In the 20th century, pragmatist philosopher John Dewey developed a different pragmatist philosophy than thinkers like Charles Pierce in the economics mold stated above. Dewey argued that “education should serve an intrinsic purpose: education was a good in itself and children became fully developed as people because of it.” In this way, education should develop our citizenship more in a way that education in Ancient Greece was seen.
So there is a tension between the desire to see education as a holistic approach to human enrichment, and a means to an economic end.
These contrary positions can be seen at the heart of educational thinking. For example, let us travel to Australia, where the Melbourne Declaration on Educational Goals for Young Australians states:
All young Australians become successful learners, confident and creative individuals, and active and informed citizens.
And at the same time, the Australian Department of Education believes:
By lifting outcomes, the government helps to secure Australia’s economic and social prosperity.
It is always dangerous to present an either-or false dichotomy. Of course, in our capitalist system, jobs are necessary, and having a job is one of the primary ways to provide food, warmth, and shelter, all necessary components of wellbeing. These ideas are perhaps inextricably linked to at least some degree.
But what, really, is the meaning of our lives? Just take a trip around YouTube to see the vast cornucopia of content aimed at a multitude of interests, and not all of those interests are about making money. We love learning. We love understanding. We love being intellectually challenged.
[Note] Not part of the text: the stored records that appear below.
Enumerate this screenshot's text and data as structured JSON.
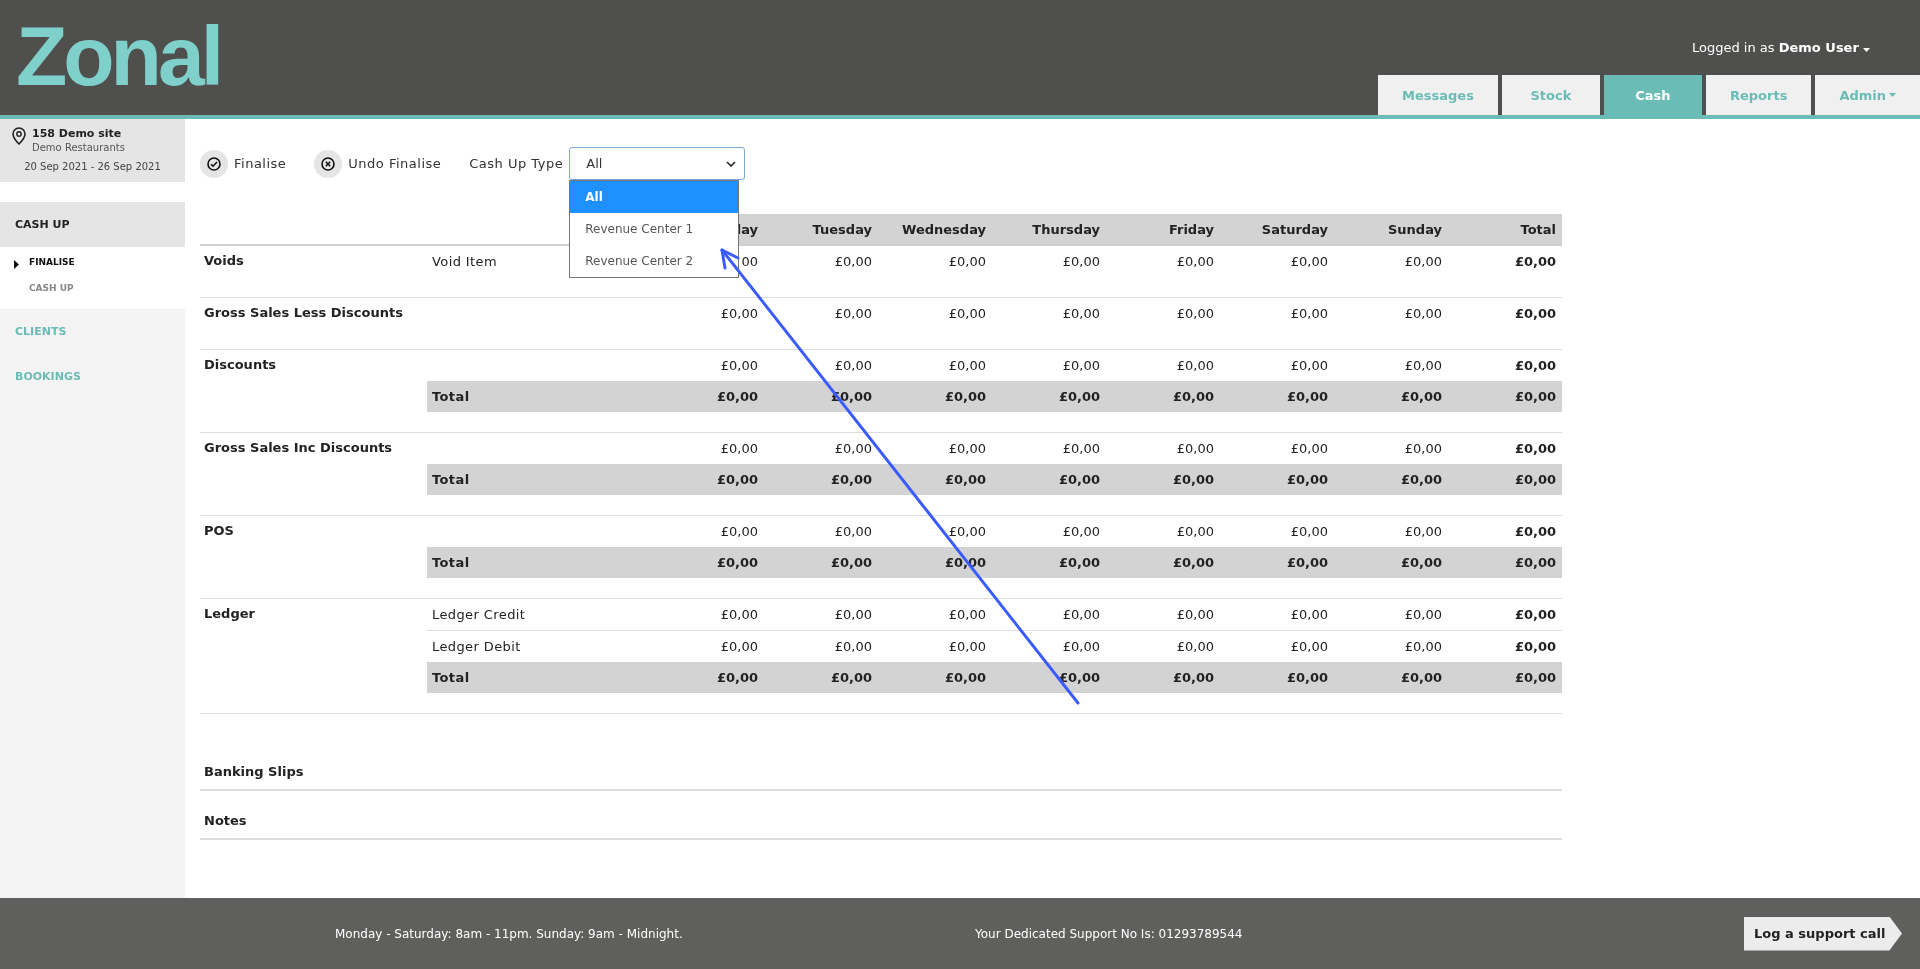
{
  "header": {
    "logo": "Zonal",
    "user_prefix": "Logged in as",
    "user_name": "Demo User",
    "tabs": [
      {
        "label": "Messages",
        "selected": false,
        "menu": false
      },
      {
        "label": "Stock",
        "selected": false,
        "menu": false
      },
      {
        "label": "Cash",
        "selected": true,
        "menu": false
      },
      {
        "label": "Reports",
        "selected": false,
        "menu": false
      },
      {
        "label": "Admin",
        "selected": false,
        "menu": true
      }
    ]
  },
  "sidebar": {
    "site": "158 Demo site",
    "company": "Demo Restaurants",
    "dates": "20 Sep 2021 - 26 Sep 2021",
    "menu": [
      {
        "label": "CASH UP",
        "expanded": true,
        "children": [
          {
            "label": "FINALISE",
            "selected": true
          },
          {
            "label": "CASH UP",
            "selected": false
          }
        ]
      },
      {
        "label": "CLIENTS",
        "expanded": false
      },
      {
        "label": "BOOKINGS",
        "expanded": false
      }
    ]
  },
  "toolbar": {
    "buttons": [
      {
        "label": "Finalise",
        "kind": "check"
      },
      {
        "label": "Undo Finalise",
        "kind": "cross"
      }
    ],
    "cash_up_type": {
      "label": "Cash Up Type",
      "value": "All",
      "options": [
        {
          "label": "All",
          "selected": true
        },
        {
          "label": "Revenue Center 1",
          "selected": false
        },
        {
          "label": "Revenue Center 2",
          "selected": false
        }
      ]
    }
  },
  "table": {
    "columns": [
      "lay",
      "Tuesday",
      "Wednesday",
      "Thursday",
      "Friday",
      "Saturday",
      "Sunday",
      "Total"
    ],
    "sections": [
      {
        "label": "Voids",
        "rows": [
          {
            "kind": "line",
            "name": "Void Item",
            "values": [
              "00",
              "£0,00",
              "£0,00",
              "£0,00",
              "£0,00",
              "£0,00",
              "£0,00",
              "£0,00"
            ]
          }
        ]
      },
      {
        "label": "Gross Sales Less Discounts",
        "rows": [
          {
            "kind": "line",
            "values": [
              "£0,00",
              "£0,00",
              "£0,00",
              "£0,00",
              "£0,00",
              "£0,00",
              "£0,00",
              "£0,00"
            ]
          }
        ]
      },
      {
        "label": "Discounts",
        "rows": [
          {
            "kind": "line",
            "values": [
              "£0,00",
              "£0,00",
              "£0,00",
              "£0,00",
              "£0,00",
              "£0,00",
              "£0,00",
              "£0,00"
            ]
          },
          {
            "kind": "total",
            "name": "Total",
            "values": [
              "£0,00",
              "£0,00",
              "£0,00",
              "£0,00",
              "£0,00",
              "£0,00",
              "£0,00",
              "£0,00"
            ]
          }
        ]
      },
      {
        "label": "Gross Sales Inc Discounts",
        "rows": [
          {
            "kind": "line",
            "values": [
              "£0,00",
              "£0,00",
              "£0,00",
              "£0,00",
              "£0,00",
              "£0,00",
              "£0,00",
              "£0,00"
            ]
          },
          {
            "kind": "total",
            "name": "Total",
            "values": [
              "£0,00",
              "£0,00",
              "£0,00",
              "£0,00",
              "£0,00",
              "£0,00",
              "£0,00",
              "£0,00"
            ]
          }
        ]
      },
      {
        "label": "POS",
        "rows": [
          {
            "kind": "line",
            "values": [
              "£0,00",
              "£0,00",
              "£0,00",
              "£0,00",
              "£0,00",
              "£0,00",
              "£0,00",
              "£0,00"
            ]
          },
          {
            "kind": "total",
            "name": "Total",
            "values": [
              "£0,00",
              "£0,00",
              "£0,00",
              "£0,00",
              "£0,00",
              "£0,00",
              "£0,00",
              "£0,00"
            ]
          }
        ]
      },
      {
        "label": "Ledger",
        "rows": [
          {
            "kind": "line",
            "name": "Ledger Credit",
            "values": [
              "£0,00",
              "£0,00",
              "£0,00",
              "£0,00",
              "£0,00",
              "£0,00",
              "£0,00",
              "£0,00"
            ]
          },
          {
            "kind": "line",
            "name": "Ledger Debit",
            "values": [
              "£0,00",
              "£0,00",
              "£0,00",
              "£0,00",
              "£0,00",
              "£0,00",
              "£0,00",
              "£0,00"
            ]
          },
          {
            "kind": "total",
            "name": "Total",
            "values": [
              "£0,00",
              "£0,00",
              "£0,00",
              "£0,00",
              "£0,00",
              "£0,00",
              "£0,00",
              "£0,00"
            ]
          }
        ]
      }
    ]
  },
  "extra_sections": [
    "Banking Slips",
    "Notes"
  ],
  "footer": {
    "hours": "Monday - Saturday: 8am - 11pm. Sunday: 9am - Midnight.",
    "support": "Your Dedicated Support No Is: 01293789544",
    "button": "Log a support call"
  }
}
These ideas are certainly what float my boat.
Then again, I have had to try and monetize my own desire for this in a way that I can have such jobs as the ones I have, doing the things I love doing, in terms of also educating myself in a way that presents as almost intrinsically valuable.
Now, there is a whole fascinating discussion to be had here that is perhaps at the nub of this debate: does knowledge have any intrinsic value at all (valuable in and of itself) or is the value of knowledge always extrinsic (knowledge is only good for what it can obtain)?
We have this tension still: There is no such thing as a free lunch, sure, but is the kind of world we want to live in one of only living to work rather than working to live? And to live is arguably to learn.
Imagine designing a universe yourself. What would you want for the sentient creatures within it? Where would education fit and where would jobs. If jobs are a necessity in order to obtain other goals and desires, then how much should governments be making education pragmatically and economically utilitarian? Should economics be more formally recognized as merely a means to a greater end of well-being?
If we were to recognize much more overtly and publicly that our governments were there for the primary goal of optimizing the well-being of its citizens, then perhaps the economics-based pragmatic ideal such as the one in question would not so hastily be sought.